Here is a view of my drop spindles, which still need much more sanding and then a coat of varnish. 



  1. I completely sympathize with the "dried up" feeling, the end of the semester can do that to you. Hang in there! Also, the fact that you have been able to do all of the things you've mentioned AND create a free pattern is astounding. Someday you need to teach me your secret to productivity. Lastly, those spindles look absolutely amazing, seriously. They look very nice and should spin wonderfully! I cannot believe that you are going to varnish them too, whew! You cannot draft more helpers for that too? I'm really looking forward to next month, it is going to be fun!

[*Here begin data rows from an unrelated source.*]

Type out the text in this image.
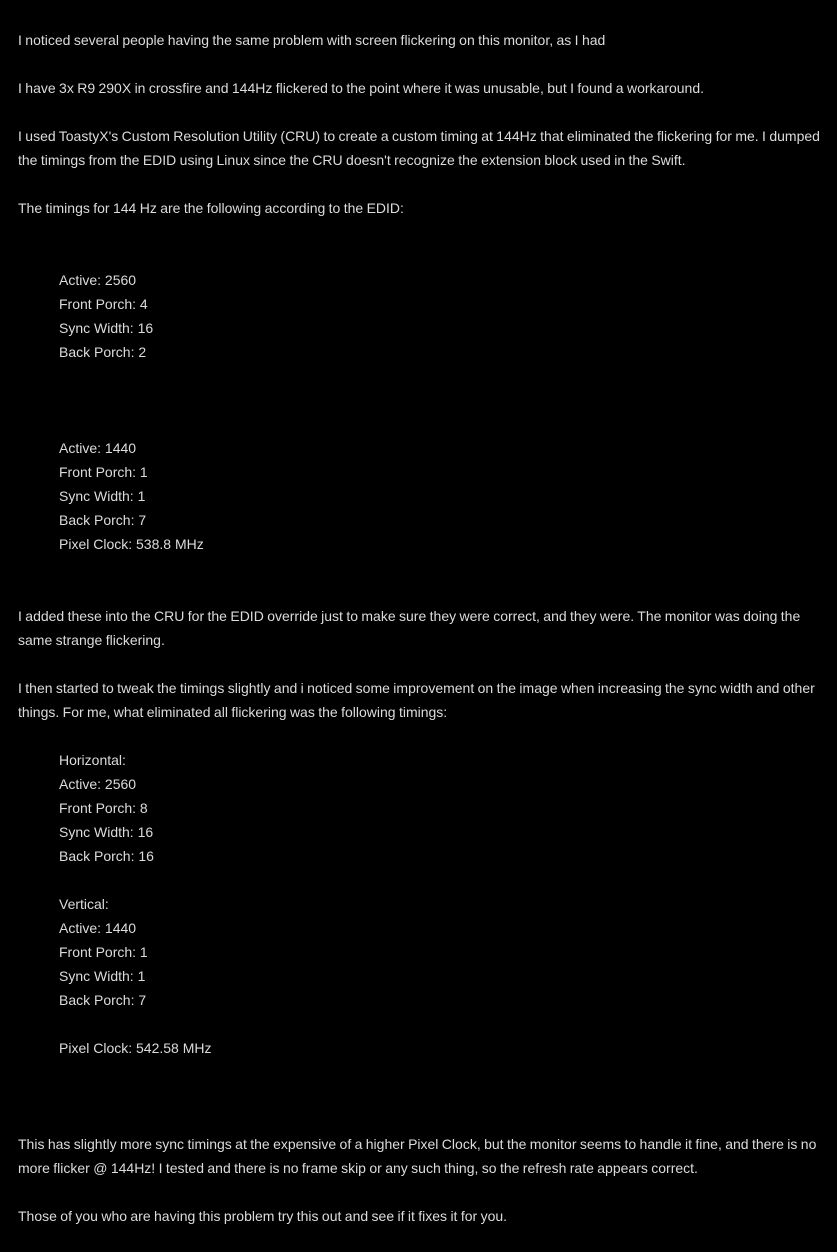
I noticed several people having the same problem with screen flickering on this monitor, as I had

I have 3x R9 290X in crossfire and 144Hz flickered to the point where it was unusable, but I found a workaround.

I used ToastyX's Custom Resolution Utility (CRU) to create a custom timing at 144Hz that eliminated the flickering for me. I dumped the timings from the EDID using Linux since the CRU doesn't recognize the extension block used in the Swift.

The timings for 144 Hz are the following according to the EDID:

Active: 2560
Front Porch: 4
Sync Width: 16
Back Porch: 2
Active: 1440
Front Porch: 1
Sync Width: 1
Back Porch: 7
Pixel Clock: 538.8 MHz

I added these into the CRU for the EDID override just to make sure they were correct, and they were. The monitor was doing the same strange flickering.

I then started to tweak the timings slightly and i noticed some improvement on the image when increasing the sync width and other things. For me, what eliminated all flickering was the following timings:

Horizontal:
Active: 2560
Front Porch: 8
Sync Width: 16
Back Porch: 16
Vertical:
Active: 1440
Front Porch: 1
Sync Width: 1
Back Porch: 7
Pixel Clock: 542.58 MHz

This has slightly more sync timings at the expensive of a higher Pixel Clock, but the monitor seems to handle it fine, and there is no more flicker @ 144Hz! I tested and there is no frame skip or any such thing, so the refresh rate appears correct.

Those of you who are having this problem try this out and see if it fixes it for you.
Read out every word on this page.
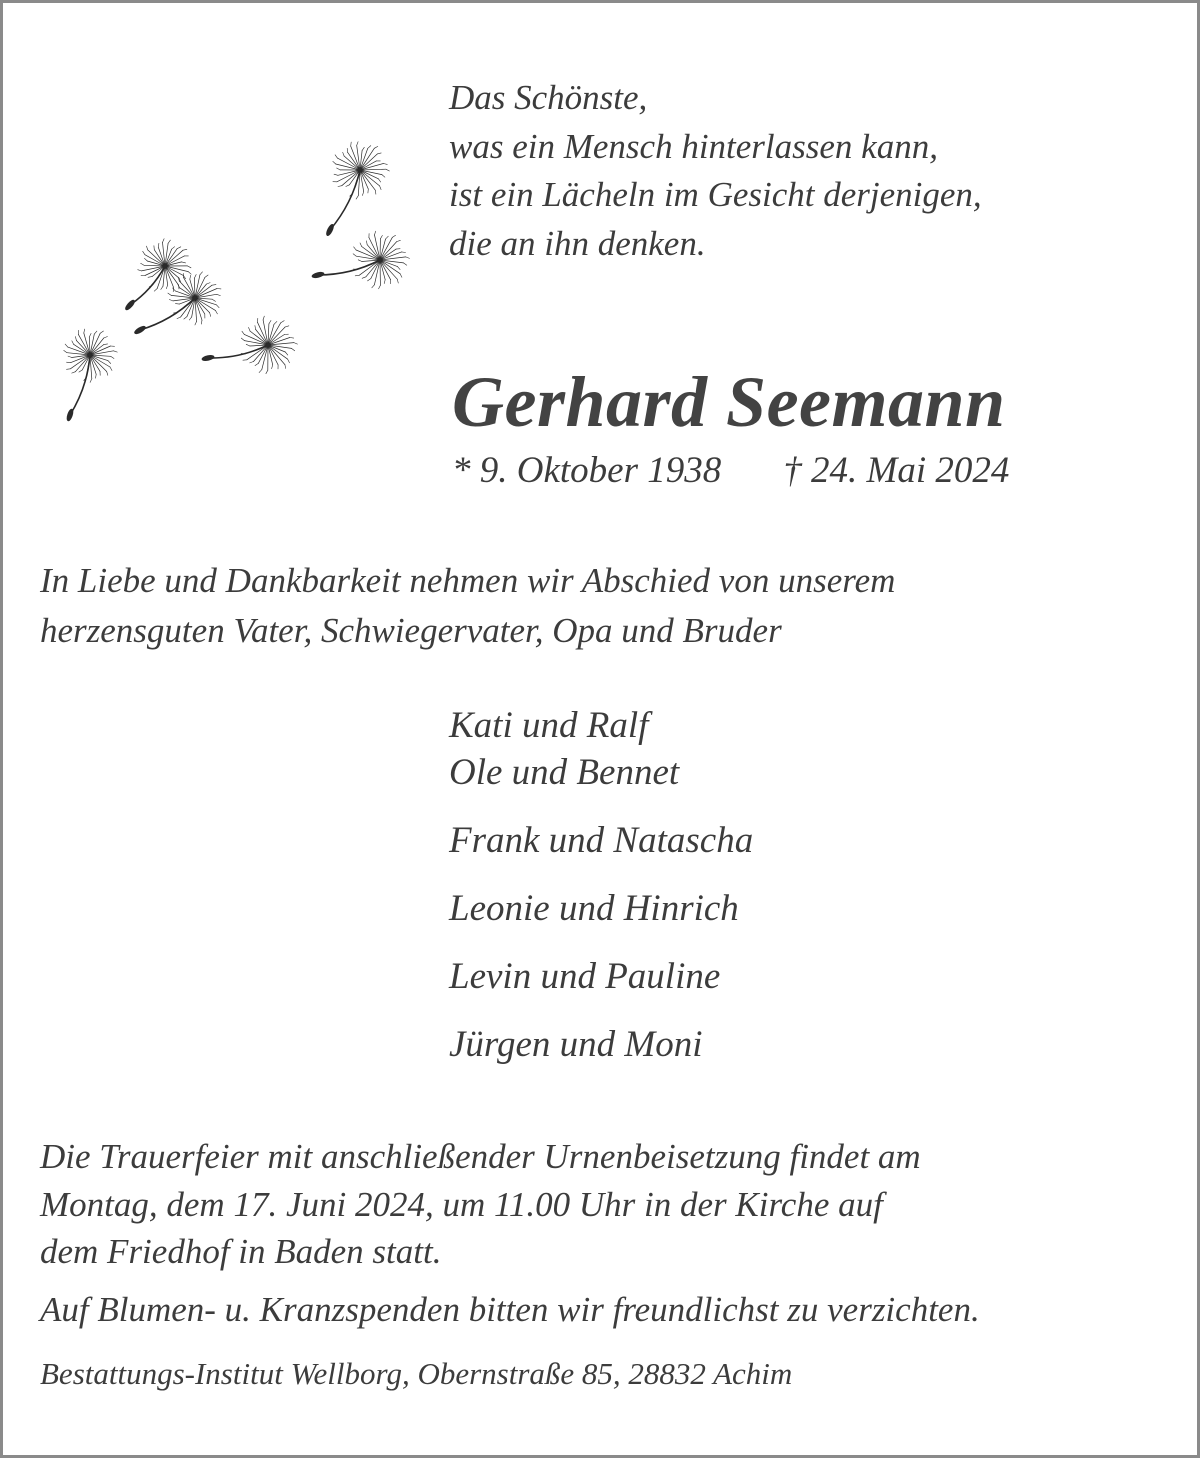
Das Schönste,
was ein Mensch hinterlassen kann,
ist ein Lächeln im Gesicht derjenigen,
die an ihn denken.
Gerhard Seemann
* 9. Oktober 1938 † 24. Mai 2024
In Liebe und Dankbarkeit nehmen wir Abschied von unserem
herzensguten Vater, Schwiegervater, Opa und Bruder
Kati und Ralf
Ole und Bennet
Frank und Natascha
Leonie und Hinrich
Levin und Pauline
Jürgen und Moni
Die Trauerfeier mit anschließender Urnenbeisetzung findet am
Montag, dem 17. Juni 2024, um 11.00 Uhr in der Kirche auf
dem Friedhof in Baden statt.
Auf Blumen- u. Kranzspenden bitten wir freundlichst zu verzichten.
Bestattungs-Institut Wellborg, Obernstraße 85, 28832 Achim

  2. Cute baby hat! Thanks for sharing :) Also great job on the spindles, I am looking forward to hearing how that goes.

  3. I love this hat! And that lovely fluffy furry white yarn for the border and pom pom is wonderful. Everyone is making hats at the moment - they make great discrete projects and nice Christmas presents. Have experimented with a crocheted cloche hat but am not quite sure about it yet! We'll see! What a wonderful idea to get your students into spinning! Your spindles are most ingenious. Happy sanding! E x

  4. I'm so glad I've read your post - I've been feeling so run down by school this week - I've nearly given up on my blog. Fantastic hat adn can't wait to see what the spindles produce. Judy.

  5. This is in reply to the comment about the pavlova - yes it's named after Anna pavlova. It really is an easy but flashy-looking desert. The trick to making it is not to let it know you want it to be perfect - treat it with disdain, don't let it know you care - I always find that with pavlovas when I'm making them for dinner parties they go wrong but for sunday lunch at home they are always fine - it's as if they can pick up on the stress! When you are 'squodging' the meringue onto the baking paper, don't squash it down - just allow it to rest on the paper with the minimum of prodding about. When it's had its hour in the oven, turn the oven off and leave it cool down overnight. At this time of year you could use seasonal fruit such as figs, kumquats and pomegranates as a change to strawberries or raspberries. Good Luck - I'll be thinking of you on Thanksgiving! Judy.

  6. Cute little Santa hat! You are certainly managing to accomplish alot and teach also!